Axolotls are a species of salamander that originated in the underground caves of what became Mexico City. The name derives from Aztec and means "water monster." Axolotls are an unusual species. Although they have legs, they cannot walk, and only swim. They evolved from tiger salamanders, which can breathe air. Axolotls, like fish can only breath underwater. The large red appendages on either side of their face are actually external gills. Occasionally axolotls develop thyroid disorders and turn into land salamanders.

Axolotls are critically endangered in their native habitat. They only lived in two lakes; Lake Xochimilco and Lake Chalco. Lake Chalco has since been drained because it posed a flooding risk to the burgeoning human population.

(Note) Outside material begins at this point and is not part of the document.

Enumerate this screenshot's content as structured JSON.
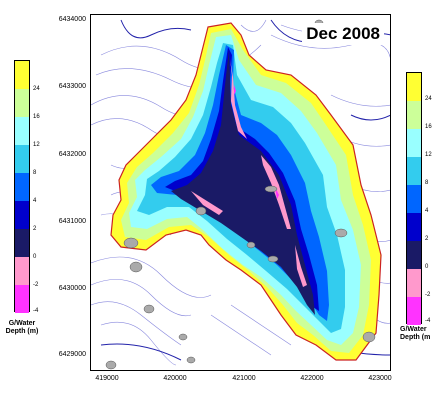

The axolotl had the misfortune of sharing its home with the second most populated human city of the New World. 

However, axolotls are used at many university research facilities throughout North American and the world as model organisms. Axolotls are of special interest to scientists because they can regenerate their limbs, and have unusual anti-aging components. They can live up to 15 years, which is long for an amphibian.

Axolotls first came to the attention of scientists when the species arrived in Paris's Jardin des Plantes in the 1860s . Most research and pet axolotls are genetically related to those breed in Paris. One particularly large colony of axolotls lived at Indiana University from 1976 to 2005. The university obtained the colony from the University of Buffalo, which in turn got much of its stock from Paris. The Indiana University Axolotl Colony has moved to Lexington, Kentucky. 

A cool video about axolotl research can be viewed at,

Aztecs used to eat axolotls, and it looks like Japanese are eating them too! In Japan, they are known now as 'wooper loopers.'

One of my goals for the year of 2015 is to get an axolotl. I need to get better at cleaning and organizing first though.